As cooperativas agrícolas mistas que surgiram para atender as necessidades da pequena agricultura traduziam também esse nível de autonomia dos colonos. As cooperativas que antecederam o cooperativismo atual foram assim chamadas segundo Andrioli (2007, p.90) “por comercializarem praticamente todos os produtos excedentes dos colonos e por trazerem para a venda os gêneros de primeira necessidade, não produzidos nas colônias”. Essas organizações, com forte conotação comunitária, surgiram em seguida da instalação dos colonos. Segundo Andrioli (2007, p.91-2) a institucionalização da cooperativa criada na região pelos colonos “visava concretamente o enfrentamento ao problema de exploração dos intermediários, que começavam a lucrar com a industrialização e comércio dos produtos agrícolas”. Essas organizações preenchiam o espaço vazio deixado pelo Estado, diante da crescente necessidade que a colonização apresentava.

...à total ausência de apoio oficial e em parte também devido às dificuldades no aprendizado de uma língua tão diferente, os imigrantes, para poderem sobreviver e progredir num ambiente hostil e desconhecido, criaram desde o início uma estrutura de colonização fortemente comunitária, tendo como fator aglutinador a preservação de sua cultura de origem de sua língua mantida e cultivada através das escolas comunitárias e paroquiais, de sua religião, de seus valores, usos e costumes, de seus clubes e sociedades de canto e lazer, de suas tecnologias de produção e organização da propriedade... (SCHNEIDER, 1999, p.421).

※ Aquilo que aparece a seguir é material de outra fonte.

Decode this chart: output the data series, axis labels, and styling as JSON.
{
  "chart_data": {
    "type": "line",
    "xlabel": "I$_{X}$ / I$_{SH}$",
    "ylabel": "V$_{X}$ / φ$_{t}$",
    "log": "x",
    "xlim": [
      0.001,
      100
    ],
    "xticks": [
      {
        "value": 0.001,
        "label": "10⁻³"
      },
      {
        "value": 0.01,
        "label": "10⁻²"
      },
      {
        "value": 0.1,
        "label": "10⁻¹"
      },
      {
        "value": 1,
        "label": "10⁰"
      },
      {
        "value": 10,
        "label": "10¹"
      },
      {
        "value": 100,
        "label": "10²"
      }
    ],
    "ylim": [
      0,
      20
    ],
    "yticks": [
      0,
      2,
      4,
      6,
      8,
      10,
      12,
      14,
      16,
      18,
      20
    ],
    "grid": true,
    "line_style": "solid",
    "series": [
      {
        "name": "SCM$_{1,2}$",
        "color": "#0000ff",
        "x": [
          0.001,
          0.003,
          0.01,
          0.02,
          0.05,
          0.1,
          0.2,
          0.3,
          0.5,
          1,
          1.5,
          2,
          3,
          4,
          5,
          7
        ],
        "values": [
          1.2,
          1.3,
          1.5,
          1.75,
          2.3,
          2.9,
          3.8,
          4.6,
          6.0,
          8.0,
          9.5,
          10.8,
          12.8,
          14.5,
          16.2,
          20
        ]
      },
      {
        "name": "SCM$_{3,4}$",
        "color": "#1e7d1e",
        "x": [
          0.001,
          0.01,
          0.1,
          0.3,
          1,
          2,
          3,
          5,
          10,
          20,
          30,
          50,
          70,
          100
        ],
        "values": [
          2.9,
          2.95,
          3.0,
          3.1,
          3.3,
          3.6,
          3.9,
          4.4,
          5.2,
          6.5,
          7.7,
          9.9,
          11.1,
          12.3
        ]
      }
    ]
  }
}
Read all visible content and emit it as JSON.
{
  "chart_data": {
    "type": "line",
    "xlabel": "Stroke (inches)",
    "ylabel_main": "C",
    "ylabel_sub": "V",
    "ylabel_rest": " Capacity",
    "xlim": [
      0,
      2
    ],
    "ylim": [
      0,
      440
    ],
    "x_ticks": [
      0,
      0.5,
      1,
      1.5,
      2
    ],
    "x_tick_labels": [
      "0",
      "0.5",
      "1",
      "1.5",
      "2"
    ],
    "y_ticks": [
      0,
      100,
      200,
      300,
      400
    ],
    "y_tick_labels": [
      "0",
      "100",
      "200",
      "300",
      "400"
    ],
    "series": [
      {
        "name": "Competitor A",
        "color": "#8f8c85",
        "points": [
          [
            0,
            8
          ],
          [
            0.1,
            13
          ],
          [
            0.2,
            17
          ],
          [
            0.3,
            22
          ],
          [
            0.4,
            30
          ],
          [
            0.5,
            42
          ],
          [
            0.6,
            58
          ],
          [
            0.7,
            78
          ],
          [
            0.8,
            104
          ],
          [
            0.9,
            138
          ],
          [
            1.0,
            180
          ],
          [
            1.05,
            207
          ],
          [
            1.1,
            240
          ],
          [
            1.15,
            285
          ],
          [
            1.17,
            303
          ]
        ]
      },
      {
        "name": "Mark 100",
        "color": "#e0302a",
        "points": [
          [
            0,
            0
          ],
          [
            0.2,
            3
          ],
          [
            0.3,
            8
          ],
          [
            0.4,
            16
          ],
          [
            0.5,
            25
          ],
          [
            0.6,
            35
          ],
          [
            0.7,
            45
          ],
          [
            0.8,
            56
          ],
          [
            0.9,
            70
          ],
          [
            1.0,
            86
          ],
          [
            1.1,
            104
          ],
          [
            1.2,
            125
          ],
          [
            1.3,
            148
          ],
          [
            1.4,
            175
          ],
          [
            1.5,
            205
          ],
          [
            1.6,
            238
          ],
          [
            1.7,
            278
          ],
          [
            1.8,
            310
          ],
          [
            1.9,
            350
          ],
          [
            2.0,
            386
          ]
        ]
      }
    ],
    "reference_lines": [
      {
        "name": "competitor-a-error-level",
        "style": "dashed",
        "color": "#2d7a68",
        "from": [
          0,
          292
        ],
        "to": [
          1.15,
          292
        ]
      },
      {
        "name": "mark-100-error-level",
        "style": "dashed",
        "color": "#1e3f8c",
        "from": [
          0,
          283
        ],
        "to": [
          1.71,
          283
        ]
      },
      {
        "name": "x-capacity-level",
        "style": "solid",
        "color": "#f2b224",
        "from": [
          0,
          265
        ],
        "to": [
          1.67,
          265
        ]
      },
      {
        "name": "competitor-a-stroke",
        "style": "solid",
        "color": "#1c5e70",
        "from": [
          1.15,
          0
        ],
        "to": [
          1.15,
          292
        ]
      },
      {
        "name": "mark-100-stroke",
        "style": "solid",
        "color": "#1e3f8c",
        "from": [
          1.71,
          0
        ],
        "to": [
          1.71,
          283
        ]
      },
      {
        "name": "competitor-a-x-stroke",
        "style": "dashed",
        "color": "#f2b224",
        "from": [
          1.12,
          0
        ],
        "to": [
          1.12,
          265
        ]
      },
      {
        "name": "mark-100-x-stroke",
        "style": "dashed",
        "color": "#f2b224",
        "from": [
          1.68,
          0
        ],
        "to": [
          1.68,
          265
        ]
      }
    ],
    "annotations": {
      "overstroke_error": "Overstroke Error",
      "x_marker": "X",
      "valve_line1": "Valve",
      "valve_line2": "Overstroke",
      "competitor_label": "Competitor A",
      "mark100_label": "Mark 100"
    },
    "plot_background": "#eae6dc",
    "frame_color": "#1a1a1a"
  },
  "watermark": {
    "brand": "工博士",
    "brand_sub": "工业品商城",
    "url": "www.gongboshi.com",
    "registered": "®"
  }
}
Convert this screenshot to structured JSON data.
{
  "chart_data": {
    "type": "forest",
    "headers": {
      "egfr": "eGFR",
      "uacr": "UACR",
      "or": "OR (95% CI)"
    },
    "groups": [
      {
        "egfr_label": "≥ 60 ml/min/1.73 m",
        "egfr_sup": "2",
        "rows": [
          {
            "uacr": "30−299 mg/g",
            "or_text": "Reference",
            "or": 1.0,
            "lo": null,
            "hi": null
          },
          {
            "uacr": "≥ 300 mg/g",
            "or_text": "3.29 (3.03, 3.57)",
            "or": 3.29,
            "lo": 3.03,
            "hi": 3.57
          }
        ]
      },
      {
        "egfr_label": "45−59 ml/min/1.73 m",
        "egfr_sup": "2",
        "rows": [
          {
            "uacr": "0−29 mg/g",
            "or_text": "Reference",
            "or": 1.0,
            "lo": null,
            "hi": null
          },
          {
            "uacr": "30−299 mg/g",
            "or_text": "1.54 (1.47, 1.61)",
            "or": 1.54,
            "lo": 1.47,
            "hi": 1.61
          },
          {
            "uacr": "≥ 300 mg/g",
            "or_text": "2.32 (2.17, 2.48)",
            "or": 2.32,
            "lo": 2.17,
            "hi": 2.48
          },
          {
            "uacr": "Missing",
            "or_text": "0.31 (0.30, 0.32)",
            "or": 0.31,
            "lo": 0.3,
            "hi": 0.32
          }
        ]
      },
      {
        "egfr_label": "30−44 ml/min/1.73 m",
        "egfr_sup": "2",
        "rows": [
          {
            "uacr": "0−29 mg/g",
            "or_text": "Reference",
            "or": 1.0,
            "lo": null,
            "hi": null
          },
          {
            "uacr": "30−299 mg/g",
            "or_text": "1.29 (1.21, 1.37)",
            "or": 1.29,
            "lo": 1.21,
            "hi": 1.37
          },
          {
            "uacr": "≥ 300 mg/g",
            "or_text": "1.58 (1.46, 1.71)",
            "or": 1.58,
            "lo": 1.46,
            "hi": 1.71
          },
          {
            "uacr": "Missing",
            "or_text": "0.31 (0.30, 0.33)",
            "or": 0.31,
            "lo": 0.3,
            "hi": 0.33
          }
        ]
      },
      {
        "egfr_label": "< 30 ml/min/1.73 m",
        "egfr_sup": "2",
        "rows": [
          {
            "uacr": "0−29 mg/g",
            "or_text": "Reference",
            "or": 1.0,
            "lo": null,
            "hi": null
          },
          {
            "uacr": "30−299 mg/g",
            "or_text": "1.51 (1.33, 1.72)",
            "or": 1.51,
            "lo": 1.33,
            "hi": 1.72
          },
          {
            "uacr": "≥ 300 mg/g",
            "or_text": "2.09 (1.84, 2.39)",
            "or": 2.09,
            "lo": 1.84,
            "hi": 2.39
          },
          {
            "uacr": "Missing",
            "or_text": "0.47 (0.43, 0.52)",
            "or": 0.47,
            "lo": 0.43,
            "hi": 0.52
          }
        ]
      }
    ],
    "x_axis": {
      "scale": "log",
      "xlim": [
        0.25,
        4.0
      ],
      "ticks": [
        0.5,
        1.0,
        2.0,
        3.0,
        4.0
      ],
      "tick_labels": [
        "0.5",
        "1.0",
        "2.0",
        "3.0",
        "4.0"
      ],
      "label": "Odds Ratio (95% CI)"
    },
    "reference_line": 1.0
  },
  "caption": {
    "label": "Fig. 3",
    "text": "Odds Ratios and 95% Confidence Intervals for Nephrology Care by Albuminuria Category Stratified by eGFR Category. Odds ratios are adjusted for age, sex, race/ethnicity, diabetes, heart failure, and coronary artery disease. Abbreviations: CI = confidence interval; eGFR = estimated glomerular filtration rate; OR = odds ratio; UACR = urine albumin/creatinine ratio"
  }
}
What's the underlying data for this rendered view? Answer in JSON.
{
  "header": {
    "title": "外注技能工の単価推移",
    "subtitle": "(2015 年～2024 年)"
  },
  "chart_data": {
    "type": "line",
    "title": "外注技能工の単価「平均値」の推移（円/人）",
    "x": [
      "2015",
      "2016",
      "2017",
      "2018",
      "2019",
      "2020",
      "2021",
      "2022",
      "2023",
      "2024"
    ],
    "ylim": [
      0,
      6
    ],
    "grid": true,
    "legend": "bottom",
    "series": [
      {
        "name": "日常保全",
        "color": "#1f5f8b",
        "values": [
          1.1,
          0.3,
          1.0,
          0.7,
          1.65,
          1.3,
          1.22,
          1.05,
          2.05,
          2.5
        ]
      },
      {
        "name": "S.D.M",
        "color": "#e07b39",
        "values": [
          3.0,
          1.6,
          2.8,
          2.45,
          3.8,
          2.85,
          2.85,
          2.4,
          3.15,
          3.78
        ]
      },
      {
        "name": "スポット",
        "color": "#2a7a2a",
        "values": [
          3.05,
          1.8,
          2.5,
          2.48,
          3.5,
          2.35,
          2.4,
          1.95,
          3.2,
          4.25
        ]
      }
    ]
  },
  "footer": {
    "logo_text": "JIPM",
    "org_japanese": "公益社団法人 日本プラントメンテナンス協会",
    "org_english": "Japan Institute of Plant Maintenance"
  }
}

Na época que antecede o cooperativismo atual a diversificação de culturas e atividades marcava as relações de produção na área rural. A erva-mate ainda ocupava um lugar importante na economia. Segundo Andrioli (2007, p.91) “no que se refere à industrialização da erva-mate a região ampliou o plantio e a industrialização com o processo de colonização. A indústria, em forma de cooperativa, foi constituída em Santa Rosa já em 1931”.

No cooperativismo do Rio Grande do Sul, apesar de originalmente apresentar forte conotação de auto-ajuda e cooperação, com o predomínio das práticas capitalistas, as cooperativas passaram a obedecer à lógica do mercado. De acordo com Andrioli (2007, p.38)

“com o passar do tempo, as próprias cooperativas se tornaram capitalistas, pela sua característica de empresas que funcionam dentro da lógica do mercado”.

A partir da década de 1960, com a modernização da agricultura, diversas transformações, provocadas pelo aumento da produção, da população, da comercialização, da mecanização e da industrialização, aumentavam as mudanças na economia de tal maneira que diversas cooperativas mistas não conseguiram acompanhar. Na opinião de Andrioli (2007, p.92) “as pequenas cooperativas acabaram sendo liquidadas ou incorporadas pelas grandes estruturas de industrialização, comercialização e armazenamento criadas por ocasião da modernização da agricultura”. Esse processo foi o grande responsável pela transformação de grande parte das pequenas cooperativas mistas em grandes empreendimentos cooperativos.